Diego stood.  "You must be joking."

Everyone looked at him shock for a moment.  Finally, DeSoto drew himself up straight and lifted a cool eyebrow.  "I can assure you I am not, Don Diego."

"There is no need for a school tax, Alcalde.  The people of this pueblo have always been generous to the missionary and its school.  The profits that would be taken in from charging even a small percentage on every item bought in this pueblo would be outrageous compared to the monetary need of the school.  What may I ask would the excess be used for?  New cravats for you?"

DeSoto at first looked too shocked to say anything.  He reminded Diego of a fish out of water, with his mouth opening and closing.  He lifted a gloved hand to play with his white mustache.  "Are you suggesting that I am trying to steal from these good people?"

He took a deep breath and smiled a large, fake smile.  "Oh, no, Alcalde, I would not dare.  I'm sure you just have the best interests of the people at heart."

"Of course, I do, Don Diego.  And I do not think it is of the best interests of the people for someone to be sprouting useless rhetoric about how the money is going to be spent.  Someone like that should be--taken out of circulation for a while, perhaps a short stay in my jail."

Diego's grin was real now.  "Are you threatening me, Alcalde?"

"No, Diego, he was only saying that you can't be too careful about insurrection!"  His father grabbed his arm, and began pushing him towards the door of the tavern.  "Good day, Alcalde!"

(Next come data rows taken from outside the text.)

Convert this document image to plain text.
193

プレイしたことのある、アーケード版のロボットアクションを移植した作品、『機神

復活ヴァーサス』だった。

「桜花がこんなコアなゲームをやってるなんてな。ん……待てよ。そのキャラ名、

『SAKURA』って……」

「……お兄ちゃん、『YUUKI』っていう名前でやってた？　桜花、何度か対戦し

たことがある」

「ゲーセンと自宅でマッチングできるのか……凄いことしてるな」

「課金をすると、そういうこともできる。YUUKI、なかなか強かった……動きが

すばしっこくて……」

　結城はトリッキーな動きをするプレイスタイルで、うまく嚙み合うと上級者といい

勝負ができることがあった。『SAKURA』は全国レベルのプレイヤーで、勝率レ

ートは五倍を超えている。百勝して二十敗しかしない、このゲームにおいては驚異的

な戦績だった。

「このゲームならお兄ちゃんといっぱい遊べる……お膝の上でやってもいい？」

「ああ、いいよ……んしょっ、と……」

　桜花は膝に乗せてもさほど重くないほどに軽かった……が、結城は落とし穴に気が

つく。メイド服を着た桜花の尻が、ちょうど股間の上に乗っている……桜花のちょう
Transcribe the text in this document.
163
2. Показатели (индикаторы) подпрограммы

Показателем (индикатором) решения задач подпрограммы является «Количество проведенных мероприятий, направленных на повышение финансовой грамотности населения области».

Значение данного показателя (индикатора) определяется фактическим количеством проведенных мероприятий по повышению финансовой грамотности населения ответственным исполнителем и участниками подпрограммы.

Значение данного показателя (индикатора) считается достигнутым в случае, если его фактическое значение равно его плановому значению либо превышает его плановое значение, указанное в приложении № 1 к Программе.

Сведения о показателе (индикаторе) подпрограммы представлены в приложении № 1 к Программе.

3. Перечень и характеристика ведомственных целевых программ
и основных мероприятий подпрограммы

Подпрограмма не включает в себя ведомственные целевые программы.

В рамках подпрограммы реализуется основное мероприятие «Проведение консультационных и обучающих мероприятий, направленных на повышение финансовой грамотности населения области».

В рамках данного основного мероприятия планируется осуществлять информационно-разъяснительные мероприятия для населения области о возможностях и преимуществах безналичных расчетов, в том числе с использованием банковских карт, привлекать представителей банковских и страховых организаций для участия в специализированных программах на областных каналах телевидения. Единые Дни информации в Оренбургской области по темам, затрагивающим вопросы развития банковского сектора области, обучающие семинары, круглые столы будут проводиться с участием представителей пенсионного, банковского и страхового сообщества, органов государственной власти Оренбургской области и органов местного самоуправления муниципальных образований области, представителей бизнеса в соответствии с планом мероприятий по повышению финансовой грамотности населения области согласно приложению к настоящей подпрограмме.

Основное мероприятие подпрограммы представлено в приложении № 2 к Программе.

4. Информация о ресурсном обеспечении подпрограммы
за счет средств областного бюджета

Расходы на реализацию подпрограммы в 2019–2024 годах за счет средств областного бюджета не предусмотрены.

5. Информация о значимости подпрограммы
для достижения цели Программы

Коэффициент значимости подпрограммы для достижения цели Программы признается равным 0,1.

"Good day, Don Alejandro, Don Diego.  Get to work, Mendoza," he growled before marching off towards his office. 

", mi alcalde," Diego heard Mendoza squeak before he rushed away.

Diego turned back to look at his father.  He could not believe that Don Alejandro had just ignored the blatant misuse of the alcalde's powers.  "I cannot believe you did not say anything out there, Father.  That man is clearly--"

Don Alejandro shook his head.  "Diego, you have got to know when and where to pick your fights."

He inhaled sharply.  "Well, I don't know why he was so surprised that I said something.  A de la Vega that doesn't speak out--that will be the day."

"That will be the day," his father echoed softly.

Patting his father's shoulder, Diego tried to smile.  "I think I'll go in the kitchen and talk to Victoria for a while.  Give you sometime to talk to your friends and give me sometime to cool down."

"Cool down.  Good idea, Diego," his father said, his eyes glassy, like that of a man lost in thought.